Au premier abord, ces sauvages sont nerveux, remplis de méfiance, de curiosité. Ils observent quelques matelots qui descendent sur la grève. Puis, soudain sautant dans leurs canots, ils s’approchent des goélettes, les abordent, se hissent à bord, examinent tout avec soin. Les Français leur donnent des couteaux à lame de fer, des grains de verroterie. Les visiteurs sont si contents qu’ils dansent et chantent dans leurs embarcations.

Indiens et Européens se découvrent. L’homme néolithique se trouve soudain placé en face de l’homme de l’époque du fer. À une date mal déterminée des âges révolus, le premier, saisi d’une folie de migration, a quitté son habitat primitif.
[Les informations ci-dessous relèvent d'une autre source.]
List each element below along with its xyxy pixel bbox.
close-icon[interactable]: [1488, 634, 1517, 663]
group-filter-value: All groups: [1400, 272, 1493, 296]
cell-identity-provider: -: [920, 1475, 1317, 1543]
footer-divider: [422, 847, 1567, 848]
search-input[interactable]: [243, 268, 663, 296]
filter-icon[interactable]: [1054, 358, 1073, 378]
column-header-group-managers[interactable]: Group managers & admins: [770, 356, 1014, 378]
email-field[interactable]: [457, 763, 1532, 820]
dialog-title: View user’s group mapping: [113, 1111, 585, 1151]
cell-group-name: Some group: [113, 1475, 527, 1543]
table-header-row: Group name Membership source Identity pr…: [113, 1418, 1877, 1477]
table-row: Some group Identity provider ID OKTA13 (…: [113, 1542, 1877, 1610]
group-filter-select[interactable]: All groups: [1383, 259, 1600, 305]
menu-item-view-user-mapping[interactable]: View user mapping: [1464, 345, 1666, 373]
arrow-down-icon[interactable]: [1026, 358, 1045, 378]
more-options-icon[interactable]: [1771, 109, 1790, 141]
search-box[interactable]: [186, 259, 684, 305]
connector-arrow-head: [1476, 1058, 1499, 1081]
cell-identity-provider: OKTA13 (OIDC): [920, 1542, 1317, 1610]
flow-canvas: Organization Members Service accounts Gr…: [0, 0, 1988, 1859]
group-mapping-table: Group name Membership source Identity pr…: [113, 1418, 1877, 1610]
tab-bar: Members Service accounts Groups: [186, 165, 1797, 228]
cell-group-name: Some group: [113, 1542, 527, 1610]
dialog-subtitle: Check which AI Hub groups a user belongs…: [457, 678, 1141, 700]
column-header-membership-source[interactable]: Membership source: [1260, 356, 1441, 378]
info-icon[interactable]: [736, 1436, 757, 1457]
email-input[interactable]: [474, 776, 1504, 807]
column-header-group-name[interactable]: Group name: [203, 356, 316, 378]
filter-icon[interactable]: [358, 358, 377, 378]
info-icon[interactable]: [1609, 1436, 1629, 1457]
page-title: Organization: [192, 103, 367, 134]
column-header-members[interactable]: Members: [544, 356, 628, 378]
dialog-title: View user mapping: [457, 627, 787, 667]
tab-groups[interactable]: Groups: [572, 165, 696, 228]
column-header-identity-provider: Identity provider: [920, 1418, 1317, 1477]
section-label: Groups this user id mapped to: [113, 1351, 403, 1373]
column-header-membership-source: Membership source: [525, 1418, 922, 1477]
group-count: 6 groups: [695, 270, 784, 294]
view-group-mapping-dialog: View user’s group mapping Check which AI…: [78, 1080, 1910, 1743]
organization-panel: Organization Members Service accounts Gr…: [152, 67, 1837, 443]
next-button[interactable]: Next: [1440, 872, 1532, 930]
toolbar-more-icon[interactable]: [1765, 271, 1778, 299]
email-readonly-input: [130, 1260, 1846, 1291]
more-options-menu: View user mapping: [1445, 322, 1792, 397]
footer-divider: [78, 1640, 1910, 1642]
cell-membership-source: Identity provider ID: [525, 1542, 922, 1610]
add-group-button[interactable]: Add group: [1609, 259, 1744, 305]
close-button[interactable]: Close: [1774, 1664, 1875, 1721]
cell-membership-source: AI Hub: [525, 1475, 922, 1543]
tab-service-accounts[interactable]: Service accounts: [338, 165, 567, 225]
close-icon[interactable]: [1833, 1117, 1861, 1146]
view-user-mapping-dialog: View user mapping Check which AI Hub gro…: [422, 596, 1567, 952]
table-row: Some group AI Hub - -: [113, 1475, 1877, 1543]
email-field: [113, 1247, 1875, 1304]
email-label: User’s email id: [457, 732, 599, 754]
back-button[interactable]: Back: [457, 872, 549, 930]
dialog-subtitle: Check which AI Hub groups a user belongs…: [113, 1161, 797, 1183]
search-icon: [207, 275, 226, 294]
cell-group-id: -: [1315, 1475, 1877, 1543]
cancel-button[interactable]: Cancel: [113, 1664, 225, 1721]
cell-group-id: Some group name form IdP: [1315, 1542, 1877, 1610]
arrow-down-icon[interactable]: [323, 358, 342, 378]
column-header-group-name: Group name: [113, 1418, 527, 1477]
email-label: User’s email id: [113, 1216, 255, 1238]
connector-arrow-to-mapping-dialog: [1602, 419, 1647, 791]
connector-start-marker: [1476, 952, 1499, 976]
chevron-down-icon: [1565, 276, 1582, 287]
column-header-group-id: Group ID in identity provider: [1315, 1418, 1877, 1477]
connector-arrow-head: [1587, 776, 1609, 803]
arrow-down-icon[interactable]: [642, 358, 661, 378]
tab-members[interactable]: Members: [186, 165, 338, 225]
Dans sa pirogue, armé de son arc, de sa lance, de sa hache de pierre, muni du feu sacré dont il vient de découvrir les secrets, il descend ou remonte les rivières, il affronte les océans, il arpente les continents, laissant ici et là sur sa route des groupes qui enfoncent des racines, s’accroissent, forment vite des tribus puis des peuples. Mais il a atteint avant son départ tout le développement mental dont il est capable ; il promène partout son âme dure, cruelle, son intelligence fruste, son nomadisme invétéré.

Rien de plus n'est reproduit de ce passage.